Shameful neglect of social ill won’t cure security problems
Dear Editor,
Shameful is all I could think of the treatment of medical doctors by the Andrew Holness-led Administration. And this at a time when the country is far from free of the novel coronavirus pandemic.
Yet, it is part of a pattern: The recurring preference for spending money on physical infrastructure, highways and bridges, rather than on the social issues which include nurses, doctors, front-line staff.
Shameful, equally, is Andrew Holness’s stubborn insistence on building 15,000 houses on the Bernard Lodge lands, which is so suited for growing the food the country needs but is importing at huge cost.
Yet, it is part of a pattern: Check Peter Espeut’s letter of June 25, 2021 elsewhere. It exposes the regular Holness Administration doublespeak on the environment.

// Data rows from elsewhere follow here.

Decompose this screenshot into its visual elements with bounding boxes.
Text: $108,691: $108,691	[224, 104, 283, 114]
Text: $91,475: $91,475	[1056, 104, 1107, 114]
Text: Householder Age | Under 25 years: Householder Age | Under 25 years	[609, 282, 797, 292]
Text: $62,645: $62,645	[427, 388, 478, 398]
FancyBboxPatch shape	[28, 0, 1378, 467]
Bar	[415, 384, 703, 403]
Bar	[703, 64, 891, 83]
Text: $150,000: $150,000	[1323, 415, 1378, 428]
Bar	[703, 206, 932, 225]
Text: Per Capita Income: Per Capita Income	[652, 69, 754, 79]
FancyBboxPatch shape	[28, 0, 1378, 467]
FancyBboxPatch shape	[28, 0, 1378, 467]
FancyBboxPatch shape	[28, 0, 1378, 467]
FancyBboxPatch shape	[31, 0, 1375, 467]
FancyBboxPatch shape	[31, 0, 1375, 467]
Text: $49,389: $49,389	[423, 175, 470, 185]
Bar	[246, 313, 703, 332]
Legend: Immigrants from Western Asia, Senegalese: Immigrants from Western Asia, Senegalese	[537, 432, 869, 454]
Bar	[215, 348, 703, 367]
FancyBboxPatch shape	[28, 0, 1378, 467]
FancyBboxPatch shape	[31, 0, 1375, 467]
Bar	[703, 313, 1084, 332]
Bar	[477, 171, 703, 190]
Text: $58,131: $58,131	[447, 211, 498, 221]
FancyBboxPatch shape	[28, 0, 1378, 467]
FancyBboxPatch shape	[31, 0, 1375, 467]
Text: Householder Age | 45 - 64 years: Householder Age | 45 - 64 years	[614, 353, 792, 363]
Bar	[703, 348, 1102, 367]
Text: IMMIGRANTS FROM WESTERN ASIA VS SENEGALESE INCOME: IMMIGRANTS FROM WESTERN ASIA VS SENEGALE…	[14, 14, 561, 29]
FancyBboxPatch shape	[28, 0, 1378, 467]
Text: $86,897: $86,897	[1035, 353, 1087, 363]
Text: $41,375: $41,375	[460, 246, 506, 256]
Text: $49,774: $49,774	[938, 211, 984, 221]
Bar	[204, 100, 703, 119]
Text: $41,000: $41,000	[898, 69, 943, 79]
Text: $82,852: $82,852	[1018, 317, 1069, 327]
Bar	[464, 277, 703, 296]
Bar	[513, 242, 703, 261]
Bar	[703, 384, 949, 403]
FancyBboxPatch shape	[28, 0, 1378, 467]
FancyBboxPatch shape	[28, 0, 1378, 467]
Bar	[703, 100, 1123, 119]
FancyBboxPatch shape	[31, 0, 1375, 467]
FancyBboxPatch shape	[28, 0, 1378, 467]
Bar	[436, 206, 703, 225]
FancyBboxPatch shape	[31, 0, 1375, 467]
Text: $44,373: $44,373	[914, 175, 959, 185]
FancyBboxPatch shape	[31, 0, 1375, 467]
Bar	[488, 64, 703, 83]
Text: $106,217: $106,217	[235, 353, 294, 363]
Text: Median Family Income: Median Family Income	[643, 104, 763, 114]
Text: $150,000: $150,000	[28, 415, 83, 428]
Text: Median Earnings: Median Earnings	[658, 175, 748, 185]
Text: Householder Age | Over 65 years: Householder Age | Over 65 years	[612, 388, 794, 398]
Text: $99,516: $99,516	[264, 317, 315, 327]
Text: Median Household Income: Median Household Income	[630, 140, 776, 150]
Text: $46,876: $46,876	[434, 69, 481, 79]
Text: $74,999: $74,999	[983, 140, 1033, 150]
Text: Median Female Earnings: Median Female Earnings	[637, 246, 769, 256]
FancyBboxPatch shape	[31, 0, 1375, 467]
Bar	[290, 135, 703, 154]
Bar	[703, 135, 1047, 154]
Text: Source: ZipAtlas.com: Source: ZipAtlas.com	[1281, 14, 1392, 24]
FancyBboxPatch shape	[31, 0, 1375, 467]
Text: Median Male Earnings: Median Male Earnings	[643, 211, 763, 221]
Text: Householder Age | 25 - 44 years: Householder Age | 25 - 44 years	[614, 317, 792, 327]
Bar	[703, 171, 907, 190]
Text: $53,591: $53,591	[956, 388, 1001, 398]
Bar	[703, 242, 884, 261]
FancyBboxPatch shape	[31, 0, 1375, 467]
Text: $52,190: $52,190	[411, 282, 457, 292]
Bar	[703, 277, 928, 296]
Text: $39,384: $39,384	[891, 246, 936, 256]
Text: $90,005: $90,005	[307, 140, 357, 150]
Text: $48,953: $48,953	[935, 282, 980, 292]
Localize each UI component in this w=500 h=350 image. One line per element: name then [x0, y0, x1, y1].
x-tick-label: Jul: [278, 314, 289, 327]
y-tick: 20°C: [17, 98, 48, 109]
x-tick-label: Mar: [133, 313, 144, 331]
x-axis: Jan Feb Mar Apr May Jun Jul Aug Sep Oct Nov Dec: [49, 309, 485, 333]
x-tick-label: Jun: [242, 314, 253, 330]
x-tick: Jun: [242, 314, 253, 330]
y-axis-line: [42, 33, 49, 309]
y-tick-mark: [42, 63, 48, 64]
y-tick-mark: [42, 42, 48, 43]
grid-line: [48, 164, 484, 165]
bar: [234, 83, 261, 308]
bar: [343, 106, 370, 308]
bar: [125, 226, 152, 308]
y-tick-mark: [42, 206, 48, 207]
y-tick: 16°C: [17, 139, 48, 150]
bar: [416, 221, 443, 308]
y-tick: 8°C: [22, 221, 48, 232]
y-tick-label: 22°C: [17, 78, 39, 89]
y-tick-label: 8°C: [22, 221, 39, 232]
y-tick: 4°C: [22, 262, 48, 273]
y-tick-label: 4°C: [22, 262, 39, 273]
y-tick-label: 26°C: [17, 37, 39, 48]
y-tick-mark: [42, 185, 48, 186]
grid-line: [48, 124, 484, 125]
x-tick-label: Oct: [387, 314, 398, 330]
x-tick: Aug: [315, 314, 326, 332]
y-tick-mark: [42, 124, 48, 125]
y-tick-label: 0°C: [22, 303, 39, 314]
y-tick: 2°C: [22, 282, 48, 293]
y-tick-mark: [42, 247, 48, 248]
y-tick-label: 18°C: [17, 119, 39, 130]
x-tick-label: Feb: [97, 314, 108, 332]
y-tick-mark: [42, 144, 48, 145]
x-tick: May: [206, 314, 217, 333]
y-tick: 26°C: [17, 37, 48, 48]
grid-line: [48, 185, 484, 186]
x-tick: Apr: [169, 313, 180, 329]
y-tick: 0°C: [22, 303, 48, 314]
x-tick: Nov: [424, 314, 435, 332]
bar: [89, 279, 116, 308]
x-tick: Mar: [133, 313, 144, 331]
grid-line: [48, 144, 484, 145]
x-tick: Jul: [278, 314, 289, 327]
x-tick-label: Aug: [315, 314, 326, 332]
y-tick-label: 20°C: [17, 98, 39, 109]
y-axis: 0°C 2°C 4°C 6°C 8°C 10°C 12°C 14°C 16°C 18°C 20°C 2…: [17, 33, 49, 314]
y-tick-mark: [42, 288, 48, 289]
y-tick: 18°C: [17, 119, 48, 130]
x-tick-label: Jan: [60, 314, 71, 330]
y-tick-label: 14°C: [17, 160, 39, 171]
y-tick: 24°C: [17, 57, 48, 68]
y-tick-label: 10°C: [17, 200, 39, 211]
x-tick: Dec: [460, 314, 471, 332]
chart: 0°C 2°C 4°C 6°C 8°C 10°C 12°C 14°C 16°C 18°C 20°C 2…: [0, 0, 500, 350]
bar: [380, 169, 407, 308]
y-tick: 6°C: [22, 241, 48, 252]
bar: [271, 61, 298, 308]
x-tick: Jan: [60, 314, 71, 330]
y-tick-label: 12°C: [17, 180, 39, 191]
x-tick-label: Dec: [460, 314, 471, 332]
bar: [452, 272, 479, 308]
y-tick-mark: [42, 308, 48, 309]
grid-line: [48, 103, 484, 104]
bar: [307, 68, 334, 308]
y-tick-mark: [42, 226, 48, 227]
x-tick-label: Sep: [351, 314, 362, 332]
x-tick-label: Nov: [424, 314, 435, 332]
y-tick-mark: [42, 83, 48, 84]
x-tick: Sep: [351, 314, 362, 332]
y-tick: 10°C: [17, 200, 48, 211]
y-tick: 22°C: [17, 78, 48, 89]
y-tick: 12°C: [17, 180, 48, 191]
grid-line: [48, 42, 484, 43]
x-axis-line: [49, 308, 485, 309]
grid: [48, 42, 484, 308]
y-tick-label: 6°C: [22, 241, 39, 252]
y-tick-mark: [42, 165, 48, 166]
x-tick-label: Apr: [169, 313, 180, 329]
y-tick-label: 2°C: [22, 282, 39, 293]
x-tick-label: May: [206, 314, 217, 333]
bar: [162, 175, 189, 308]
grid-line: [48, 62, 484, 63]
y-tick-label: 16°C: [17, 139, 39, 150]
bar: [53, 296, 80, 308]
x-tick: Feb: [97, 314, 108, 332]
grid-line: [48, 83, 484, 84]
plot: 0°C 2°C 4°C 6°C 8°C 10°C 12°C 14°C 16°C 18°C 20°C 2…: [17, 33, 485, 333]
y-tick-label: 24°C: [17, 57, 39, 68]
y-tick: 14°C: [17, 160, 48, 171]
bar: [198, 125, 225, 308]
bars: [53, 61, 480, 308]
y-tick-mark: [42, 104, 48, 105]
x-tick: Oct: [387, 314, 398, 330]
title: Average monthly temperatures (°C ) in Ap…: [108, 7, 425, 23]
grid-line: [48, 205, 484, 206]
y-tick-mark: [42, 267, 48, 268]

Shameful, above all, is the stubborn recourse of depending solely on the security forces to resolve a problem that is also deeply rooted in the social ills of society. Norwood is the latest example. Prime Minister Holness accepts from the police its identification of six gangs — two really, but with splinters — which is all within its competence, but the social challenge associated with these gangs is not within the Jamaica Constabulary Force’s (JCF) charge and competence. Even National Security Minister Horace Chang, a physical infrastructuralist like no other, has begun to catch a glimpse of the social reality that concrete block fences, sewage drains, and renovated police stations do not address. Relations between youth and youth, youth and parent, and some social differences in gangs and criminals must be given attention.
Shameful is the readiness to accept current murder numbers and people’s hurting.
Shameful is the placing of election success over people’s lives.
Some in Government have lost all sense of shame.